Our analysis suggests an optimal political agenda for "the day after," aiming to preserve Israel's security interests, win broad domestic support, gain international legitimacy, and maintain Israel's regional military-political leverage vis-à-vis Iran, should adhere to three fundamental principles:

  • At this stage, Israeli consent to a fully sovereign Palestinian state is politically inviable.

  • Israeli security control in Gaza, without a predefined timeline, is necessitated by reality, pending changes in security conditions.

  • A Palestinian entity serving Gaza's Palestinian population is preferable, with Israel having no interest in reinstating direct control over Palestinian,

From statements of European, American, and Arab leaders, it's inferred that all share a tacit working assumption that the Palestinian state's sovereignty might not be absolute. The demilitarization principle, in particular, is frequently mentioned in this context.

Israel's outright rejection of the US initiative could thwart the Palestinian state's establishment but would likely lead Israel into a confrontation with the US, risking political and military isolation in the fight against the "Iranian octopus."

Therefore, Israel should avoid a binary response to the Palestinian state concept. Instead, it should actively shape the essence of the permanent-status of the Palestinian entity and seek a comprehensive security and political package from the US.

 The ‘Revitalized PA' as a Permanent Status

We propose that the Palestinian state effectively be a revitalized PA (more here), designed to address Israel's concerns and interests.

The 'Palestinian State' would represent a trade-off: Certain sovereignty aspects threatening Israeli security would be limited, while the 'State' would gain authority in areas previously constrained by the Oslo Accords. Limited sovereignty aspects would include:

  • Security: Israel would retain exclusive military jurisdiction in the region, necessitating the demilitarization of the Palestinian entity and strict control over Gaza's entry and exit points. Militias and terrorist organizations would be disarmed, with the 'state' armed solely with police weaponry.

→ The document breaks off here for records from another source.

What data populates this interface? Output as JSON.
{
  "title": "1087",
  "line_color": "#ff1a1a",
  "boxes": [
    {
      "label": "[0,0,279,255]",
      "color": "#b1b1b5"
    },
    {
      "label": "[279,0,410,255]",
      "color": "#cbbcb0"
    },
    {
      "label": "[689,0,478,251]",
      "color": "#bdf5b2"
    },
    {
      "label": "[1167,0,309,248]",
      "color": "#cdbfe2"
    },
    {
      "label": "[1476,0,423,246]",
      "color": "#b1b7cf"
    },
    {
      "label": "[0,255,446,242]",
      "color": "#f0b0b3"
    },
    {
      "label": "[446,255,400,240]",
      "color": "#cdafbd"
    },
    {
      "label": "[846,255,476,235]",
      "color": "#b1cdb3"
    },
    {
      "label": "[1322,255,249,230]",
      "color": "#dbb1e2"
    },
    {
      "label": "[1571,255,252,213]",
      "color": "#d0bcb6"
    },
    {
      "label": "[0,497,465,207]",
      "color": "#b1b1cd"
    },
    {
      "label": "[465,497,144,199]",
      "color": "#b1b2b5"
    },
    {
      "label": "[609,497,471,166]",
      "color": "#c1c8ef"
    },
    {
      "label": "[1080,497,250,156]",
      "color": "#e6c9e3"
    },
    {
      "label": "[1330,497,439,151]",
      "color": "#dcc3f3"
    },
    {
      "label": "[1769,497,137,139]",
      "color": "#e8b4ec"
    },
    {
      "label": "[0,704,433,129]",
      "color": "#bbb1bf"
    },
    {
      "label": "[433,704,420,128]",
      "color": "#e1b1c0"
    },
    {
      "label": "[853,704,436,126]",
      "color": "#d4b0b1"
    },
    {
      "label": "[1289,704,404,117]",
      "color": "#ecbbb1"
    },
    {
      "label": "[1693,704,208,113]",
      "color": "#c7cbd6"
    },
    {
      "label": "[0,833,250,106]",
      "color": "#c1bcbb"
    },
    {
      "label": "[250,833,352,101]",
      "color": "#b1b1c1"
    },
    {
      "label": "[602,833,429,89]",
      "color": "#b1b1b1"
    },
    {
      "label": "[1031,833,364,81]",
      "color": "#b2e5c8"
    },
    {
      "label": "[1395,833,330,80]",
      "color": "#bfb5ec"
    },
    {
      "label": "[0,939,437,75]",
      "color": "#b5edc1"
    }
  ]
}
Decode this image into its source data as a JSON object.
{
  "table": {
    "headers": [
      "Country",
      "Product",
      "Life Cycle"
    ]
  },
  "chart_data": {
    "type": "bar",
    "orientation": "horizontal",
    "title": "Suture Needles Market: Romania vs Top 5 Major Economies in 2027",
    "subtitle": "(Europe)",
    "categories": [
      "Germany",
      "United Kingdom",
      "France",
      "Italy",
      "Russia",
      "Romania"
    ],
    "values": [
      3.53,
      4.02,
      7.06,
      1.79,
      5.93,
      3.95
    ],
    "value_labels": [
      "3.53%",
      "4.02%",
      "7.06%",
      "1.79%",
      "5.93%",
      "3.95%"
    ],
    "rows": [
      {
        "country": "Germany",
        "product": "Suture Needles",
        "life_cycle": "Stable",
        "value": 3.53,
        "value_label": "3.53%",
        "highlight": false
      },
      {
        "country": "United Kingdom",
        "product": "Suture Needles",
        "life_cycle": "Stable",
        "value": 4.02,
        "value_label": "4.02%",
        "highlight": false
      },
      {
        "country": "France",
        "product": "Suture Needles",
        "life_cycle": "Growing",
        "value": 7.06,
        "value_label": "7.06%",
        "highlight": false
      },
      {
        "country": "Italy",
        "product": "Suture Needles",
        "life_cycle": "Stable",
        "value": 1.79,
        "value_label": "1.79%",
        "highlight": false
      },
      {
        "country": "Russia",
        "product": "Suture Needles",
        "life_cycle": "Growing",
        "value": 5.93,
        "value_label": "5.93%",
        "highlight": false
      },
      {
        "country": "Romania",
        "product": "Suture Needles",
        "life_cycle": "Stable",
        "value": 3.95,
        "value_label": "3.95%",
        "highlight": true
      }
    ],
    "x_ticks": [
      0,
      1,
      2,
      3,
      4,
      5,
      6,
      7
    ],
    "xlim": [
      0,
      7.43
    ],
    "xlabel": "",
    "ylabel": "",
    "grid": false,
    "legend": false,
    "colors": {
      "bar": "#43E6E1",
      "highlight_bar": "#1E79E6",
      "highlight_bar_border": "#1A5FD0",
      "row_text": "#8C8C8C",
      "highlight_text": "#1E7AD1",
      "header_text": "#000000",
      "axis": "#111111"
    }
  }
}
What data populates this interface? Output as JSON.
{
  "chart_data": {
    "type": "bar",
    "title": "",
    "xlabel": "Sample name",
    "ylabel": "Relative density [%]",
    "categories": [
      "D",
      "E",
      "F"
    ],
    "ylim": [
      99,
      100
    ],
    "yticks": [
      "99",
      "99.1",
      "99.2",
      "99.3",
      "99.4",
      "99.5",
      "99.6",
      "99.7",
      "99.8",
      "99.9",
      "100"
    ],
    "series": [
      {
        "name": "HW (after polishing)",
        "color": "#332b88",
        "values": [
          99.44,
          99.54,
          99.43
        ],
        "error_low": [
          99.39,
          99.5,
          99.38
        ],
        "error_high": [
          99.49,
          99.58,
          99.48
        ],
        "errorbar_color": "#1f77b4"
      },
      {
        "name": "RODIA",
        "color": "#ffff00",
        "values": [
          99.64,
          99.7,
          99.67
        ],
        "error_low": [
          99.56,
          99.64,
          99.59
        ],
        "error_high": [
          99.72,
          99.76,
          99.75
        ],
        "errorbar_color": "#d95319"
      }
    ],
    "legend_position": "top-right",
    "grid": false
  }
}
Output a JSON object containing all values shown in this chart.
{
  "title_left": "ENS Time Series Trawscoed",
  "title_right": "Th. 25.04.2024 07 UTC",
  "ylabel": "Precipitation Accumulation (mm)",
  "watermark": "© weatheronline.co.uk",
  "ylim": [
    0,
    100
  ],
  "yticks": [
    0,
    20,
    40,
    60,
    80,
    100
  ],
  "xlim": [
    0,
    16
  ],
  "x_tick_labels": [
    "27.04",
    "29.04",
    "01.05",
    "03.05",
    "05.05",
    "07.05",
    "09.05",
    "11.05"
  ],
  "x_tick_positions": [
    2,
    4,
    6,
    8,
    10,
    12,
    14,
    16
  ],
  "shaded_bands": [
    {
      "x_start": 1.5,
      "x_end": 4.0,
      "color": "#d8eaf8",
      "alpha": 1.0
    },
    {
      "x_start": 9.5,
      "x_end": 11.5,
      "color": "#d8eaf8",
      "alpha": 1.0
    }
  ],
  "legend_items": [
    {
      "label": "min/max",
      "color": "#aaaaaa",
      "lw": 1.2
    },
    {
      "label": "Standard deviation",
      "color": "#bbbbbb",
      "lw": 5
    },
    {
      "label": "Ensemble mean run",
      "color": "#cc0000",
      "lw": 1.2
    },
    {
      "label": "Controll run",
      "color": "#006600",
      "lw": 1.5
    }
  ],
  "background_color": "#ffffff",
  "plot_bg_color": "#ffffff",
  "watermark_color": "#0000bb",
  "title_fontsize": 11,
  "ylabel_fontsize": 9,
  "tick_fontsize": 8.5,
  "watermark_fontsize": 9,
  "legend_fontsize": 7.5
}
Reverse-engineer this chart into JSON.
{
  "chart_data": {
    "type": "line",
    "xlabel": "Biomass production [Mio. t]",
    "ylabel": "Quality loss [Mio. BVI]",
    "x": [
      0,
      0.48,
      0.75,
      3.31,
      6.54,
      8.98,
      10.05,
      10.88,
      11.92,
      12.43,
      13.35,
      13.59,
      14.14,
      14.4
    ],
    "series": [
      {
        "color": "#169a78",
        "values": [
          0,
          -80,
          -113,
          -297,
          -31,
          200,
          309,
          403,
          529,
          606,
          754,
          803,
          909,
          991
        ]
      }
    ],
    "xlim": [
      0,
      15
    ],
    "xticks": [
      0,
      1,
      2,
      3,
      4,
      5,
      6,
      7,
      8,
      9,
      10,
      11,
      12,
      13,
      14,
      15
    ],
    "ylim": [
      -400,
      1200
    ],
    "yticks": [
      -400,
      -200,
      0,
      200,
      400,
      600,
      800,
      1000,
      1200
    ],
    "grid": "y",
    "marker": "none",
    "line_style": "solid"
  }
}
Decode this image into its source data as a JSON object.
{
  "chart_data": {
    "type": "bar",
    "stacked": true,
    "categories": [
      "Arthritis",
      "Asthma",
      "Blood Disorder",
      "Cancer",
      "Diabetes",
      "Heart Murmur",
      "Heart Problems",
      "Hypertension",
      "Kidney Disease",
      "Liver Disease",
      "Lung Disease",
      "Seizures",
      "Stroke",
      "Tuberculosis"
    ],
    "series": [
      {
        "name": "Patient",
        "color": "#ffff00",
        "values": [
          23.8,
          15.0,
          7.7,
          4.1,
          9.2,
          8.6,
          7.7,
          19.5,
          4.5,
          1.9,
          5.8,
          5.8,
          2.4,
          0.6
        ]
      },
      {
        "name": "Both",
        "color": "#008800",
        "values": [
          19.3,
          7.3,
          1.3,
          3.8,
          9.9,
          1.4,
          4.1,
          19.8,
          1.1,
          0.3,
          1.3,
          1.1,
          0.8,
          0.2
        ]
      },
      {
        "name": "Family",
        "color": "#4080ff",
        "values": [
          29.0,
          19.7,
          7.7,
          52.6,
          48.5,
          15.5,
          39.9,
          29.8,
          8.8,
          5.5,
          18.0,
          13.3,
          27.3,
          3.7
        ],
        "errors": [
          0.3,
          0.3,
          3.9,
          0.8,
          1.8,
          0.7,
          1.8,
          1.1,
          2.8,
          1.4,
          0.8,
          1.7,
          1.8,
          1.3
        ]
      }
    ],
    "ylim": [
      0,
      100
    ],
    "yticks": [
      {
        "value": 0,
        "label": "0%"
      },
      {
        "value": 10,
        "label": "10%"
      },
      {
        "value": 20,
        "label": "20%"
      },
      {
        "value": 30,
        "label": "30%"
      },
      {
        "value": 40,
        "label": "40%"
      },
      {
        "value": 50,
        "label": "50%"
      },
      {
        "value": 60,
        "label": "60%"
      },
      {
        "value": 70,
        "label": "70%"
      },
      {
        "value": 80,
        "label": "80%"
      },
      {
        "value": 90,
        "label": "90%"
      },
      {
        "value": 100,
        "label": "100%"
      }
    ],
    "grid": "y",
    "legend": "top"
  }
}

  • Legal and constitutional framework: International oversight is essential in developing the Palestinian legal system to ensure its future constitution does not advocate Israel's destruction or permit entities like Hamas to participate in elections or operate within its territory.

  • Education: The Palestinian education system requires a de-radicalization process under international supervision, as it currently serves as a breeding ground for incitement and indoctrination against Israel.

  • Budget: Mechanisms must be established to prevent funding to terrorist families or for terrorist activities.

  • International status: The 'state's' international standing should be limited for several years to prevent conflicts with Israel in international forums.

Successful implementation of this strategy requires:

  • Retirement of Abu Mazen and cooperation with new leadership committed to the aforementioned principles.

  • Transition to direct political dealings between Israel and the international community with the Palestinian 'state', bypassing the PLO to mitigate the risk of Hamas infiltration.

  • Deferred discussions on final borders and other unresolved issues between the two states.

A Complementary Security & Political Package


Israel must advocate for measures that enhance its geostrategic position against regional threats, preventing Hamas the resistance axis from claiming victory. Key actions include:

  • Dissolving UNRWA, which perpetuates the refugee problem and the Palestinian ethos of struggle (more here), should be integral to any political resolution. This move effectively nullifies the right of return and prevents Hamas from claiming victory, even if it survives the conflict.

  • Establishing an updated, effective security regime with Egypt, including control over Gaza's periphery, in light of the current situation.

  • Forming an effective regional alliance under American and international auspices, including normalization with Saudi Arabia, could serve as a potent counterbalance to the Iranian proxy axis.